Thankfully for us landlubbers on this side of the Atlantic, Matador Records (who fittingly also celebrates their 10th anniversary this year) and Warp have teamed up again to help celebrate the 10th anniversary of their record company. Not to go lightly, Warp is releasing not one, not two, but three 2CD sets of music for the big shibang, this being the second of the bunch. Unless you're a serious record hound who's shelled out some cash or had the advantage of being old enough to listen to Warp records (and their crazy purple sleeves) since the beginning, these tracks had previously been kind of a pain in the arse just to come across. Like true sports, they've collected 18 of the earliest label singles and stuck them onto two discs for anyone who feels like instantly becoming a "Warp-spotter."
Really, it's almost strange listening to the first 18 tracks when lining them up beside the current roster of hardcore electronic noodlers that the roster is known for. The other really strange thing is that even if you're one of the people who thinks that they haven't heard any of the old releases, chances are that you have. The sub-title of the disc isn't "classics" for nothing.
The disc starts out with the very first release off the Warp label, "The Track With No Name" by Forgemasters. It starts out with some nice synthy chorus before dropping into an electro funk kick-drummed track that just oozes the early sounds of Detroit. Following close behind is "Dextrous" by Nightmares On Wax (who released their album Carboot Soul just this year, making them the longest-running artists on the label), shining their talents in a completely different light than their now spliffed-out mantras.

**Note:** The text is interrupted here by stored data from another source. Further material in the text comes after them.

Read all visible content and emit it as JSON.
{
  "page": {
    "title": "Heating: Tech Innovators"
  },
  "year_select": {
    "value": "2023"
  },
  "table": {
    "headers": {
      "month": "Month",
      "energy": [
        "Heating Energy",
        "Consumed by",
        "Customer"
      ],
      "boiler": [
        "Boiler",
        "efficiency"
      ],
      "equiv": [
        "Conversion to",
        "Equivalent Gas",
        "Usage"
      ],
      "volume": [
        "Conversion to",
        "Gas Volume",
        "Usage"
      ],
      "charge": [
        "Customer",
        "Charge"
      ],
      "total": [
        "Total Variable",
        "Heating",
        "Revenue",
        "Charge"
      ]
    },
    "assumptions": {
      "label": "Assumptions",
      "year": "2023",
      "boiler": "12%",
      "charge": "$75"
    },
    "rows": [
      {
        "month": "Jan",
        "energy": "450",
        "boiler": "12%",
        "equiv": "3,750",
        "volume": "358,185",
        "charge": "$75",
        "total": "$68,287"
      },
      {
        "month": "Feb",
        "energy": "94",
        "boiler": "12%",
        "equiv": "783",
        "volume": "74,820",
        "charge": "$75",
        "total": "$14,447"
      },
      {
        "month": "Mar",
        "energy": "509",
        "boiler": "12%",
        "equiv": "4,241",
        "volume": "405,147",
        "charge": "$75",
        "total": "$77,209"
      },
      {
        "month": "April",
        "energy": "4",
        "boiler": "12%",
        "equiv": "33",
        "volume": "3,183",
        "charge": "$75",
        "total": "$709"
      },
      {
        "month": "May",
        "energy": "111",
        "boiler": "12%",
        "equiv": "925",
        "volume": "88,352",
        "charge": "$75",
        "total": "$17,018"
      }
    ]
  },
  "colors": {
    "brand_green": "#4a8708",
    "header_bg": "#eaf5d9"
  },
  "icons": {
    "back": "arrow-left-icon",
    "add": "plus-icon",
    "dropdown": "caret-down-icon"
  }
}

"Everything's ready here on the dark side of the moon...play the five tones." Sweet Exorcist are next with their minimal, bleeping track "Testone" that got so much playtime that even a Midwestern American kid like me heard that simple little song structure and had to repeat it on the closest musical instrument. Sure, it was a track that made people think that electronic music was simplistic, but there was a lot more going on than they cared to listen for. Cutting up things on track number 4 is DJ Mink with the now heavily-sampled "Hey Hey! Can U Relate?" It's a hip-hop funk electro track that physically forces you to move your booty.
LFO takes the next three tracks with their shimmering, speak n' spell namedropping self-titled track, as well as the synth-washed "track 4" and "Probe." At the time, the group provided the largest selling album for the label (at 120,000 copies, which is quite huge) and put their initials on the lips of even people who hadn't been directly into the scene before. The first disc closes out with another Nightmares On Wax track ("Aftermath" (LFO mix)) and Sweet Exorcist's "Testfour" (which is basically just a darker mix of the aforementioned track "Testone").
The second disc starts out in more familiar territory, dropping huge beats on both "I'm For Real" and "Aftermath" by Nightmares On Wax. Like a game of Pong gone haywire, Tricky Disco's self-titled track not only adds a few more blips and bleeps to the mix, but a tongue firmly planted in cheek as well. A damn catchy little track in any decade. After "Yeah You" by The Step, Sweet Exorcist trades in their tones for a more Detroit sound on "Clonk (Freebass)" and provides a little bit of minimal dancefloor fuel. Tuff Little Unit follows things up with the bass and bleep sound of "Join The Future." Starting out with vocals, it sounds like it could be a more poppy offering, but soon drops off into a full-fledged electronic number.
Just in case you hadn't heard enough by them, Nightmares On Wax makes their final contribution to the disc with the heavily-layered "A Case Of Funk." Starting out with a chorus of pitch-bending divas, it keeps on adding upon itself (including at least two distinct beat tracks) until it's a thumping collage of red level pounding junk beats. It drops off a couple times, but loads up again after each intermission until it wears you down. Coco Steel And Lovebombs "Feel It" moves along with what sounds like a live bass before adding a couple more blips and bloops and orchestra hits. Things close out with the super-minimal dancefloor-pounding "Loop" by LFO Versus F.U.S.E. The epic track progresses through several different parts, but always goes back to the thump.
Overall, I'm not sure what else I can say about these tracks that hasn't already been written or said elsewhere. While a lot of the tracks may sound cheesy on the first listen, they're really part of that foundation of electronic music today. I kind of wish that a couple more tracks would have been included (and perhaps only one mix of each track featured), but that's a small complaint. Granted, the Warp label has changed drastically in sound since then, but it's a testament to the music itself that it's been able to thrive, and the anniversary marks Warp as one of the older electronic music-based labels in the world. If you haven't heard these tracks, listen to them and hear the roots. Also check out the coinciding releases, Warp 10+1 Influences and Warp 10+3 Remixes.